Like before, all the rooms he showed me were the same. The doors were equally as sickly cream as his, with the walls being the identical grey colour of the corridors, not forgetting the brown sludge sitting upon them. Everything was far too plain. If I was ill, it would be the last place I’d like to stay, as if these kids had any choice though. They had no where else to go. It was their last resort. It was either here of they died, simple as.
Suddenly Jack stopped. We were standing outside a room no different to the others, so I started to wonder why. Silently he looked through the glass at the person inside, and with a happy cry he opened the door to let us in. There on the bed was another boy. This boy had the darkest chocolate coated hair, probably with eyes that matched if they weren’t hidden by a fringe. His body was just as thin as Jack’s, maybe slightly plumper; it was hard to tell in the dim light filling the room. The only thing I could perfectly make out on him was his smile.
“Why hello there missy,” He flirted and winked in my direction, “What are you doing with Jack Baraballs?” To begin with I was drawn aback by his remark, but all Jack did was laugh. Must have been a personal joke between them.
“She’s my new doctor… Come to think of it I don’t know your name yet,” He spoke in a more childish tone around this new boy. Not waiting for my response, he continued “Anyway this is Alex. Alex, mystery woman. Mystery woman, Alex. Care to enlighten us of your name mystery woman?”
“It’s Dr Geovani, but you can just call me Rhinae. I’m a university graduate from England, recently moved here from there,” I answered. Around the one who I now knew as Alex, Jack had a completely different presence about him. He seemed more confident and full of life.
“Geovani?! I bet you were bullied at school,” Alex laughed, calling us both to come and sit on his bed. Obviously he was the leader of their friendship, you could tell from the way he ordered us around. He didn’t do it in a nasty way though. One of the things you have to do when you’re an orphan is live on your own, so it had made him this way.
“Alex calm down, don’t get too excited or… you may hurt yourself” Jack suddenly turned serious, zapping the joy from my face.
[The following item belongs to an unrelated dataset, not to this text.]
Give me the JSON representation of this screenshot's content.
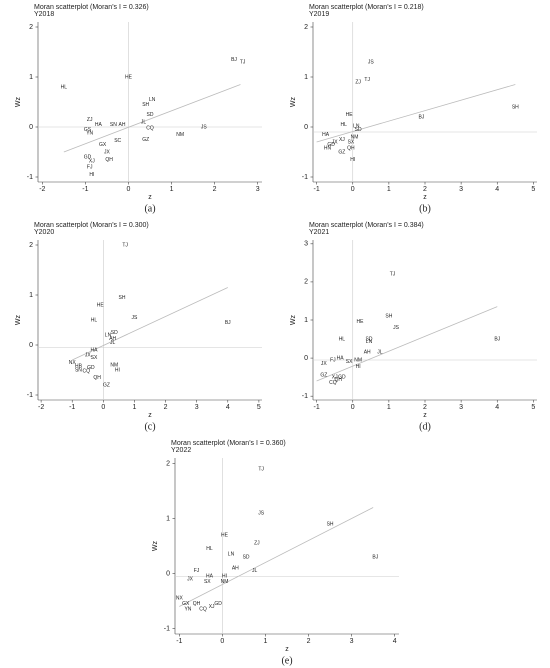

In that moment I remembered why I was actually here, and that there was something wrong with the two boys that are sitting in front of me.
“What’s wrong Alex?” I turned into Doctor mode again, forcing seriousness upon my tone. Nobody answered. It was the quietest I had ever heard a room go. Outside there wasn’t even a mumour, no hint of birdsong or quack in the air, nothing. Distantly Alex wrapped the bed cover around his heart and turned as pale as the walls surrounding him. The next sentence I heard didn’t register to begin with.
“He has AIDS.”
“He has… what?”
“AIDS. He tested HIV positive. Only…because of his condition…because he has no family…he didn’t get the medication soon enough. Rhinae… he’s dying.”
My mouth mentally dropped to the ground in shock. No. I searched Alex’s eyes for a hint of denial, and waited for a joke to come out of his mouth. I got neither. Jack was being deadly serious; you could clearly see it when he turned his head to face mine. “Don’t let Alex die before me.” He mouthed, before turning his head back to his best friend. By the look on his face he wanted to say so much more than that.